I've noticed that when I send requests to uaa-service I can inject #AuthenticatedPrincipal into my controller method and I have access to all user fields, not only those which are present in JWT. It means that Spring somehow maintains session or maybe in the background fetches user data from database. Here are my settings:
#Configuration
#EnableResourceServer
#Slf4j
public class OAuth2ResourceServerConfig extends ResourceServerConfigurerAdapter {
#Override
public void configure(HttpSecurity http) throws Exception {
log.info("Configuring resource server");
http
.sessionManagement().sessionCreationPolicy(SessionCreationPolicy.STATELESS).and()
.authorizeRequests()
.antMatchers("/register").permitAll().anyRequest().authenticated();
}
#Autowired
public void setJwtAccessTokenConverter(JwtAccessTokenConverter jwtAccessTokenConverter) {
jwtAccessTokenConverter.setAccessTokenConverter(bitcoinTokenConverter());
}
#Bean
DefaultAccessTokenConverter bitcoinTokenConverter() {
return new CustomTokenConverter();
}
And
#Configuration
#EnableAuthorizationServer
public class OAuth2AuthServerConfig extends AuthorizationServerConfigurerAdapter {
#Autowired
private CustomUserDetailsService customUserDetailsService;
#Autowired
#Qualifier("authenticationManagerBean")
private AuthenticationManager authenticationManager;
#Bean
public JwtAccessTokenConverter jwtAccessTokenConverter() {
JwtAccessTokenConverter converter = new JwtAccessTokenConverter();
KeyPair keyPair = new KeyStoreKeyFactory(new ClassPathResource(keystoreName), keystorePassword.toCharArray())

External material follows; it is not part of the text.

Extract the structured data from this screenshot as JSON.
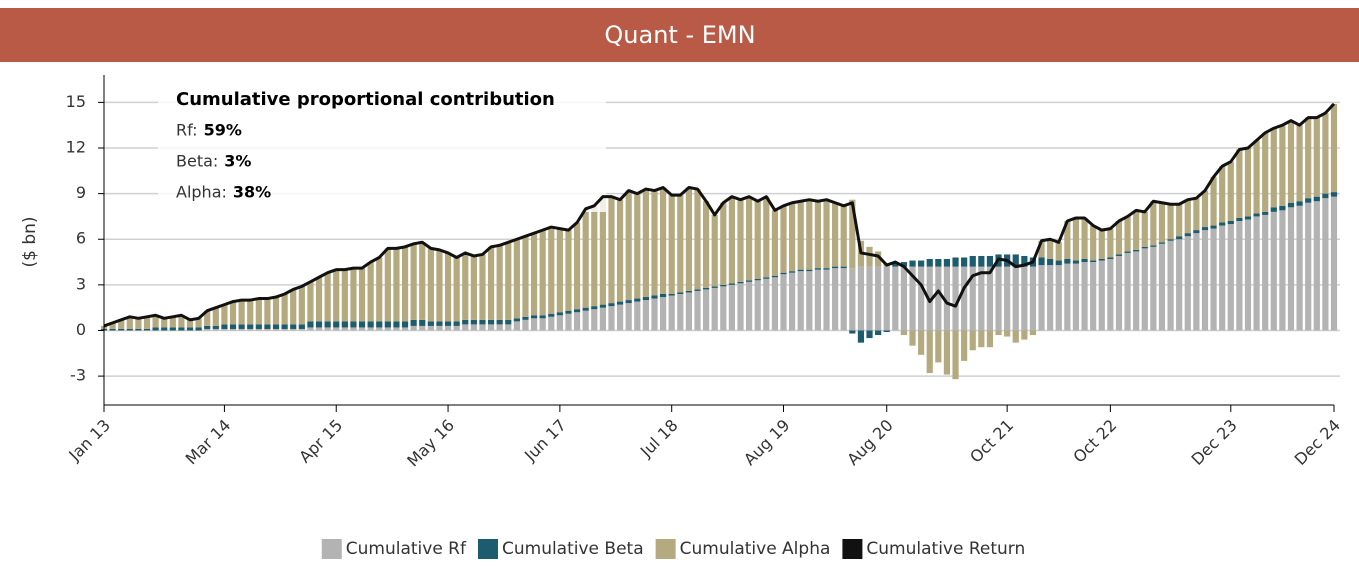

.getKeyPair(keystoreAlias);
converter.setKeyPair(keyPair);
return converter;
}
#Bean
public TokenEnhancer tokenEnhancer() {
return new CustomTokenEnhancer();
}
#Bean
public DefaultAccessTokenConverter accessTokenConverter() {
return new DefaultAccessTokenConverter();
}
#Override
public void configure(AuthorizationServerEndpointsConfigurer endpoints) throws Exception {
TokenEnhancerChain tokenEnhancerChain = new TokenEnhancerChain();
tokenEnhancerChain.setTokenEnhancers(Arrays.asList(tokenEnhancer(), jwtAccessTokenConverter()));
endpoints
.authenticationManager(authenticationManager)

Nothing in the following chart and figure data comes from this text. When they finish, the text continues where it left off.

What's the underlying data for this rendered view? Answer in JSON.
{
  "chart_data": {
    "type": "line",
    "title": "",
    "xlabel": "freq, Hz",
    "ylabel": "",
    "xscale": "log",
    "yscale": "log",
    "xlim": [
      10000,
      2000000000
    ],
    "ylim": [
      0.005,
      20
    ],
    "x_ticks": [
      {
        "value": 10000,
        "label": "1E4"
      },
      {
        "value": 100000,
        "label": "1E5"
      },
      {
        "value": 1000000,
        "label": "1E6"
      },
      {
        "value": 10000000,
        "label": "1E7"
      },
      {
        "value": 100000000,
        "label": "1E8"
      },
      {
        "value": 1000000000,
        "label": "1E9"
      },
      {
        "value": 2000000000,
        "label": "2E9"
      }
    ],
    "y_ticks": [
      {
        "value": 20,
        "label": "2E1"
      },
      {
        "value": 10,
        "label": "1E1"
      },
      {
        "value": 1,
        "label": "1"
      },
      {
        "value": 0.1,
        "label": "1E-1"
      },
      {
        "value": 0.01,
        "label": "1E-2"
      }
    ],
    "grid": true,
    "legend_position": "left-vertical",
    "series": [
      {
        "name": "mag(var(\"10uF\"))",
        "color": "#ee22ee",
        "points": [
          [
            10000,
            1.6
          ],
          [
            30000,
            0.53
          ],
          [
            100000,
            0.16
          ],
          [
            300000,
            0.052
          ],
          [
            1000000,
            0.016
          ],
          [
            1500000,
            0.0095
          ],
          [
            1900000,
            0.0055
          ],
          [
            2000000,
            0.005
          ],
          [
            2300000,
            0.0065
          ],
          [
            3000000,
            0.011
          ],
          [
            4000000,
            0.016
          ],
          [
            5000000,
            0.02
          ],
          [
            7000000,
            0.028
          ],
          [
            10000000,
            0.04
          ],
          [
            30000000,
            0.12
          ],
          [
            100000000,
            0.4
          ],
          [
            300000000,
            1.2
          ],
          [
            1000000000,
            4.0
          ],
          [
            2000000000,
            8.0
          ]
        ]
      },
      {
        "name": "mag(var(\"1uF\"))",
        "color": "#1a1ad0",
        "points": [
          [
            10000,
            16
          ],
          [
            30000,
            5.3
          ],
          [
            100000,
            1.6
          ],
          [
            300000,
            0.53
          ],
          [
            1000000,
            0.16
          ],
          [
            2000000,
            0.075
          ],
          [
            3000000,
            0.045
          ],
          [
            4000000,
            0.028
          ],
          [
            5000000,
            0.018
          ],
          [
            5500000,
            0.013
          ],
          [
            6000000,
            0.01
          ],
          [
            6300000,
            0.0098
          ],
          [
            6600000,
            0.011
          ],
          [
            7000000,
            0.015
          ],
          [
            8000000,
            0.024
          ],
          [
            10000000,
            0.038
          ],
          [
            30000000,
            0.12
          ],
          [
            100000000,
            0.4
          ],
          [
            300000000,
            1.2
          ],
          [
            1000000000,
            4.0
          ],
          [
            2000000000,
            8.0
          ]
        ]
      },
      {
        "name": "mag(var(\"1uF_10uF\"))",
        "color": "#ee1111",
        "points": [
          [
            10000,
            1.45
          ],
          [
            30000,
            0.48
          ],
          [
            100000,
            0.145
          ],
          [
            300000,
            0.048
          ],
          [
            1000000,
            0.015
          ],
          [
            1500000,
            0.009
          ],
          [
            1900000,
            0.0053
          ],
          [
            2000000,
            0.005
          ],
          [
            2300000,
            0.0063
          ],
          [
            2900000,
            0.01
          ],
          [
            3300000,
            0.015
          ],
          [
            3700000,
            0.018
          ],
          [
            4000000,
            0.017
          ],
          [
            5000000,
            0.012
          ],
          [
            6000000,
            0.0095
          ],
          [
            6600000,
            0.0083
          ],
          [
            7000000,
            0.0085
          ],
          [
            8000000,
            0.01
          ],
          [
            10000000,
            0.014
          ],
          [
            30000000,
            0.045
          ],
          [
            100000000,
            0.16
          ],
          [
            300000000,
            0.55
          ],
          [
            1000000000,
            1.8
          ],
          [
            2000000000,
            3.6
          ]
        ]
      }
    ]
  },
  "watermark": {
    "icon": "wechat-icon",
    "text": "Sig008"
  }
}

.userDetailsService(customUserDetailsService)
.tokenEnhancer(tokenEnhancerChain);
}
#Override
public void configure(AuthorizationServerSecurityConfigurer oauthServer) throws Exception {
oauthServer.tokenKeyAccess("permitAll()").checkTokenAccess("isAuthenticated()");
}
and
#Configuration
public class SecurityConfig extends WebSecurityConfigurerAdapter {
#Autowired
private CustomUserDetailsService customUserDetailsService;
#Autowired
private ApplicationEventPublisher applicationEventPublisher;
#Bean
FilterRegistrationBean forwardedHeaderFilter() {
FilterRegistrationBean filterRegBean = new FilterRegistrationBean();
filterRegBean.setFilter(new ForwardedHeaderFilter());
filterRegBean.setOrder(Ordered.HIGHEST_PRECEDENCE);
return filterRegBean;
}
#Override
#Bean
public AuthenticationManager authenticationManagerBean() throws Exception {
return super.authenticationManagerBean();
}
#Override
protected void configure(HttpSecurity http) throws Exception {
http.csrf().disable()
.sessionManagement().sessionCreationPolicy(SessionCreationPolicy.STATELESS).and()
.authorizeRequests().antMatchers("/register").permitAll().anyRequest().authenticated();
}
#Override
protected void configure(AuthenticationManagerBuilder auth) throws Exception {
auth.userDetailsService(customUserDetailsService).passwordEncoder(new BCryptPasswordEncoder());
auth.authenticationEventPublisher(new DefaultAuthenticationEventPublisher(applicationEventPublisher));
}
Where did I make a mistake? In my SecurityConfig.java I have
auth.userDetailsService(customUserDetailsService).passwordEncoder(new BCryptPasswordEncoder());
so that the login could be performed by fetchining user from database and validating password but it looks like it may also cause that incoming requests are not handled only based on JWT.